From Google explanation to Copilot admission
As an inquiry developed, Craig Guildford, chief constable of the West Midlands Police, appeared before Parliament in December 2025 and again in early January 2026. On both occasions, he denied that AI had been used.
In December, Guildford attributed the West Ham error to faulty “social media scraping.” In January, he gave a different explanation, saying the information came from bad searching rather than an AI tool.
On January 6, he told Parliament: “We do not use AI,” and then explained: “On the West Ham side of things and how we gained that information, in producing the report, one of the officers would usually go to… a system, which football officers use all over the country, that has intelligence reports of previous games. They did not find any relevant information within the searches that they made for that. They basically Googled when the last time was. That is how the information came to be.”
That account did not hold. In a January 12 letter, Guildford acknowledged that the false West Ham detail had a different source: “I [recently] became aware that the erroneous result concerning the West Ham v Maccabi Tel Aviv match arose as result of a use of Microsoft Co Pilot.”
Guildford said he had not intended to mislead anyone. He added that “up until Friday afternoon, [I] understood that the West Ham match had only been identified through the use of Google.”
Why the AI error became a leadership crisis
The issue was not only that Microsoft Copilot produced an erroneous result. The deeper problem was that the error appeared in sensitive material connected to a security decision, and that the use of AI was denied before it was admitted.
Home Secretary Shabana Mahmood addressed the case in the House of Commons. She blamed the ban on “confirmation bias” by the police and said the Amsterdam stories used in the decision were “exaggerated or simply untrue.”
Mahmood also underlined the contradiction at the center of the controversy: Guildford had said “AI tools were not used to prepare intelligence reports,” yet the force was now saying that an “AI hallucination” was responsible for the false West Ham entry.
Her judgment was severe. She called the episode a “failure of leadership” and said Guildford “no longer has my confidence.”
Conservatives also called for Guildford to go, with party leaders seeking his resignation. MP Nick Timothy focused especially on the danger of using hallucination-prone AI tools for security decisions.
Writing on X, Timothy said: “More detail on the misuse of AI by the police,” adding: “They didn’t just deny it to the home affairs committee.
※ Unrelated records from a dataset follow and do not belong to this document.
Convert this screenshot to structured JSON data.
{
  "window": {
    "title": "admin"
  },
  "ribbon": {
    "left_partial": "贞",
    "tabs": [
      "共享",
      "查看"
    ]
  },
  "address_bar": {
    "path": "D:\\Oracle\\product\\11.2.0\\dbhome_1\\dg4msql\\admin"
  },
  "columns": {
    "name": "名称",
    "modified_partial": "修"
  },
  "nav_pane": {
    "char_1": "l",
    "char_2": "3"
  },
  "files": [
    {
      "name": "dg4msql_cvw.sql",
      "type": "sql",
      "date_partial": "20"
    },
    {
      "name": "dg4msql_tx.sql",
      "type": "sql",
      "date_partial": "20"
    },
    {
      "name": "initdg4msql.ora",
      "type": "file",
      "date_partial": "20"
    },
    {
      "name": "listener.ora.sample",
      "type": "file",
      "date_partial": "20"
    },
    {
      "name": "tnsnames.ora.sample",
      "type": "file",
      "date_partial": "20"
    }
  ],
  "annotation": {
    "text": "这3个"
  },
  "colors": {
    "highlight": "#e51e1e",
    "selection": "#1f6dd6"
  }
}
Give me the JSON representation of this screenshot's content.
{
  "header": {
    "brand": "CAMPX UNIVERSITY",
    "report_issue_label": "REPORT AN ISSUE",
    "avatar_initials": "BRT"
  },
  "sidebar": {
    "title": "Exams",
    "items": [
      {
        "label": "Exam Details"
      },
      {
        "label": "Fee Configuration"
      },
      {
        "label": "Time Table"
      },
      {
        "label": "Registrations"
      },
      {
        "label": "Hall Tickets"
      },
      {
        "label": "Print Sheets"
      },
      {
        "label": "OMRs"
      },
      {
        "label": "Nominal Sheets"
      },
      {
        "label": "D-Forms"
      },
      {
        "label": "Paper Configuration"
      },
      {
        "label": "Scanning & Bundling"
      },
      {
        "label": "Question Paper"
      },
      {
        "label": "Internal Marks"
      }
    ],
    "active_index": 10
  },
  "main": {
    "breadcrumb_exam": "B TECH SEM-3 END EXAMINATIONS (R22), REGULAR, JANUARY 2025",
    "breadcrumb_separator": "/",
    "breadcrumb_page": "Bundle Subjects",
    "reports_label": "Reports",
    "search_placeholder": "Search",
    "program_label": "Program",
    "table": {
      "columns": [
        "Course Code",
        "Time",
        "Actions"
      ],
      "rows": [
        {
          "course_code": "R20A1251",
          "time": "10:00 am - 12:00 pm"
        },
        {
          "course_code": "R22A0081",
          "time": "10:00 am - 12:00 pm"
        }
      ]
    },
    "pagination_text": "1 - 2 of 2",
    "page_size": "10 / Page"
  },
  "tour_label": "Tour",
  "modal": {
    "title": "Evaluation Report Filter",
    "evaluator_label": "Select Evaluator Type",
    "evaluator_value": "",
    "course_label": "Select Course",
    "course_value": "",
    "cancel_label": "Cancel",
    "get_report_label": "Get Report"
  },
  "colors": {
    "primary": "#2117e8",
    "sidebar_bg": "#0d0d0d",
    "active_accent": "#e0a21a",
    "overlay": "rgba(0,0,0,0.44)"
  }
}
They denied it in FOI requests. They said they have no AI policy. So officers are using a new, unreliable technology for sensitive purposes without training or rules.”
The lesson for AI in sensitive decisions
The facts in this case show a narrow but important chain of failure. A false match appeared in police material. The false match was later tied to Microsoft Copilot. Senior leadership first said AI was not used, then admitted that it was.
For public bodies, the practical issue is verification. AI systems can produce confident but wrong claims, and sensitive decisions require a clear record of where information came from, how it was checked, and who approved its use.
The controversy also shows why AI policy cannot be treated as an internal technical detail. When a tool influences policing, security, or public access to an event, the standards around training, documentation, and review become part of public accountability.
In this case, the most damaging error was not complex. It was a claimed football match that did not exist. But because it appeared in a high-stakes setting, and because the explanation changed under scrutiny, it became a much larger question about AI use, institutional trust, and leadership.